Après m’avoir promené sur plusieurs plages, les villages de chute, les cachettes, les pistes pour contourner les contrôles et les mangroves où les Kwassa Kwassa, embarcations d’infortune, débarquent à Mayotte, le Fundi me montre deux endroits particuliers : la barrière de corail, visible depuis Dapani, et les radars à Acoua.

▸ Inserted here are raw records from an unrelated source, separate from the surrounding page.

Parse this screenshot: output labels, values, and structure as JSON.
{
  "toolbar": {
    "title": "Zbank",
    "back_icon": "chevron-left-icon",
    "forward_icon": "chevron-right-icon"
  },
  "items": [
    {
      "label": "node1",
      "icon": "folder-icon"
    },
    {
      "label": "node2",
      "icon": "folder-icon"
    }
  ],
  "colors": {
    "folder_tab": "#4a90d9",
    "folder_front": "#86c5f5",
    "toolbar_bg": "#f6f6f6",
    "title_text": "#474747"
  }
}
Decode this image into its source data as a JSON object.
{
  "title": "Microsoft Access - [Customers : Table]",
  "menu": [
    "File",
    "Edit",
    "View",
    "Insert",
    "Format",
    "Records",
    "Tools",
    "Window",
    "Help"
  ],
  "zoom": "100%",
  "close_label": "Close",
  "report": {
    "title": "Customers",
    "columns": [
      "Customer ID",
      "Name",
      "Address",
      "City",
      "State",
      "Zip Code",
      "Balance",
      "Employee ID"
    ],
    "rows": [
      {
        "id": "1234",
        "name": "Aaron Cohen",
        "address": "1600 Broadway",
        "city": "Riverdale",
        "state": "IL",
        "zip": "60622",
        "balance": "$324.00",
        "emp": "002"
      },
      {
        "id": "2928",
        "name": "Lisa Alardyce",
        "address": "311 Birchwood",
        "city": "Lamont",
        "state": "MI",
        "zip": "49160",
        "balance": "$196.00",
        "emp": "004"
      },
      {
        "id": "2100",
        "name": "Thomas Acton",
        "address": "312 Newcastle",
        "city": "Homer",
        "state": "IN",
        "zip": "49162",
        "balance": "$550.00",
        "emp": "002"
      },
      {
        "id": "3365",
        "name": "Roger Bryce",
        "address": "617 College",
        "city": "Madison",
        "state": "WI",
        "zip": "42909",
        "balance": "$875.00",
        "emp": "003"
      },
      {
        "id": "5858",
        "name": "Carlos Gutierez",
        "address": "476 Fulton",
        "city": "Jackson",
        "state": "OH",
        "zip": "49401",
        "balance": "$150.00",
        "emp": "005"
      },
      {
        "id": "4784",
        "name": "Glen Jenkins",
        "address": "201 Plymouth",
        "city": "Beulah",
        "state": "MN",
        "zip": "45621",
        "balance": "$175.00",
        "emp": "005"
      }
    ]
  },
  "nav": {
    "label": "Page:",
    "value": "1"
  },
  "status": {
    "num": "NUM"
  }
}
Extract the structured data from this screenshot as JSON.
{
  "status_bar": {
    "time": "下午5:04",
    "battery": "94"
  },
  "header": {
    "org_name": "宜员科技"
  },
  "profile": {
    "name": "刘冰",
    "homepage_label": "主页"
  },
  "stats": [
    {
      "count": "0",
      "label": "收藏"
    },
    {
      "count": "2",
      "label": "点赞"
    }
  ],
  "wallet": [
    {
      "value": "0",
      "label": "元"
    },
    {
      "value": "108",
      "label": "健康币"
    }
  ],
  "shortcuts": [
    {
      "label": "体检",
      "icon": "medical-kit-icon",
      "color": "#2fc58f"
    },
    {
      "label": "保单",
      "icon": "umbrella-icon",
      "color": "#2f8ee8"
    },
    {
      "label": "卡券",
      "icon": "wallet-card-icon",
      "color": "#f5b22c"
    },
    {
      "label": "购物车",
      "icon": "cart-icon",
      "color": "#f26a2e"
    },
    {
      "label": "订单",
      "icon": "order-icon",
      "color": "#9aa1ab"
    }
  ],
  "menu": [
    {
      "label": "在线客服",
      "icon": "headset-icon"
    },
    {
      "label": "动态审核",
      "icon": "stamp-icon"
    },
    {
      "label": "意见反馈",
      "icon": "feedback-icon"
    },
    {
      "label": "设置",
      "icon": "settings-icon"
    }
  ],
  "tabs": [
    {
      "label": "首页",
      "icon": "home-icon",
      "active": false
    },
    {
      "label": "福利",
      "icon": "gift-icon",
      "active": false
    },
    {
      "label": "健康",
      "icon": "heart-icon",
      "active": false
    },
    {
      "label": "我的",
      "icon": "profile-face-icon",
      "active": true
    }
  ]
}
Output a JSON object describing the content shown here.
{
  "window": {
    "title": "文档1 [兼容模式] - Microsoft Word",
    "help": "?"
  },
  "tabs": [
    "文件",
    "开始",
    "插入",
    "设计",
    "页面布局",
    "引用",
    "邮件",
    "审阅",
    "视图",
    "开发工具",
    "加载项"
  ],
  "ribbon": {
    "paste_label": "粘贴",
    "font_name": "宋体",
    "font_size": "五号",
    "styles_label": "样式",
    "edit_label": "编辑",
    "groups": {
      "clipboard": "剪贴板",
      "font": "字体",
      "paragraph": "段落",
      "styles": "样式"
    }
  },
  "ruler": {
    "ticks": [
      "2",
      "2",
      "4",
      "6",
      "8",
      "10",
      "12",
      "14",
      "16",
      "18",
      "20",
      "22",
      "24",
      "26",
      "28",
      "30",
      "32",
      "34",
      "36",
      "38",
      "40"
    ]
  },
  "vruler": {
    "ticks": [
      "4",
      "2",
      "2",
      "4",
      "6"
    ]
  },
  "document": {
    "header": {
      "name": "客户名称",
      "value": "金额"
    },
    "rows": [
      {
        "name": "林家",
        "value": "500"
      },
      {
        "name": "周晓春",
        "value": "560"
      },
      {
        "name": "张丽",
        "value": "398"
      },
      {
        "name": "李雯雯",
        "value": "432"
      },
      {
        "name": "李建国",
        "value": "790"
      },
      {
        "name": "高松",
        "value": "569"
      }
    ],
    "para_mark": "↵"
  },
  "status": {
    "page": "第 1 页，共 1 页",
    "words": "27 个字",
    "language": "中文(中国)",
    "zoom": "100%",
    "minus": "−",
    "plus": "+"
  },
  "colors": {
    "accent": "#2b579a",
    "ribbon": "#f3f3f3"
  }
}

Pour ce qui est de la barrière de corail,37 elle est un véritable obstacle à la traversée. Ce qui fait dire à Nassur Attoumani que :

Les passeurs savent très bien comment contourner la barrière de corail. Parfois ils font semblant de se diriger vers Madagascar avant de replier sur Mayotte. Des fois, si la marée est basse, ils font descendre les clients et leur disent que là nous sommes arrivés […] Plusieurs Anjouanais ont dit cela dans leurs témoignages. Et donc, ils descendent là. Après, plus ils marchent plus ils se rendent compte qu’ils s’enfoncent. Ils se noient parce qu’entre la barrière et l’îlot de Mtsamboro il y a une bonne distance.38

FIGURE 12
FIGURE 12

Le fundi m’explique les (con)tours de la traversée, Dapani, Mayotte, 3 Septembre 2019

© NASSUR ATTOUMANI ET L’AUTEUR

Ce point de vue de Nassur Attoumani est renforcé par ce passage de Mayotte, un silence assourdissant :

Dès qu’elle posa ses pieds dans l’eau avec le plus petit de ses enfants, l’épouse de Combo sentit des brûlures. Ce sont des coraux ! Cela lui faisait très mal. Ne sachant pas où elle était, elle entendait des cris horribles des femmes et des enfants qui se noyaient.39

La consigne d’un « homme d’équipage » à ce sujet est bien claire dans Aux parfums des îles :

Dieu merci, grâce à une mer sage, nous serons dans peu de temps à Maore. Notre engagement prend fin dès l’instant où vous mettez les pieds dans l’eau ou sur la plage. Mais si je mentionne l’eau, c’est que parfois, pour échapper à la police, on doit agir vite…40

Nous sommes en plein cœur du business de l’inhumanité avec des propriétaires de Kwassa Kwassa, leurs complices et des passeurs prêts à tout pour leur gain et sauver leurs têtes, comme le dit un passeur dans Droit Du Sol :

Je m’en fous des Anjouanais ! Je veux pas me faire attraper ! J’ai fait un an à leur prison de Maoré. Ouais, dans leur palace. Je mangeais trois fois par jour… Mieux qu’à la maison… Enfin, c’est les femmes qui me manquaient.41

La traversée est aussi le lieu de conversations intéressantes car il faut bien occuper le temps, étouffer la peur avant l’arrivée, généralement turbulente, à Mayotte. C’est aussi à Dapani que le Fundi m’explique une autre face cachée des arrivées à Mayotte: celle des voiliers français qui contournent souvent l’itinéraire prévisible de Madagascar à Mayotte :

Les voiliers qui amènent les filles ici. Elles doivent payer 1000 euros pour arriver à Mayotte. Elles sont déposées n’importe où ici et si elles n’ont pas d’argent, elles sont quand même embarquées et c’est la partouze durant tout le trajet. Donc ils ne pensent qu’à baiser. Ils les font donc rentrer mais elles ont déjà payé en nature.42

Tout en soulignant au passage comment la traversée est un moment de pouvoir des hommes sur les femmes, ceci explique en partie la prostitution effrayante à Mayotte surtout pratiquée par de jeunes filles43 ressortissantes de Madagascar qui se retrouvent soit larguées à Mayotte, soit entre les griffes des proxénètes qui leur ont ‘facilité’ le passage malgré la présence de la police aux frontières, des intercepteurs et des radars qui sont à mes yeux l’aspect le moins compréhensible de la traversée vers Mayotte.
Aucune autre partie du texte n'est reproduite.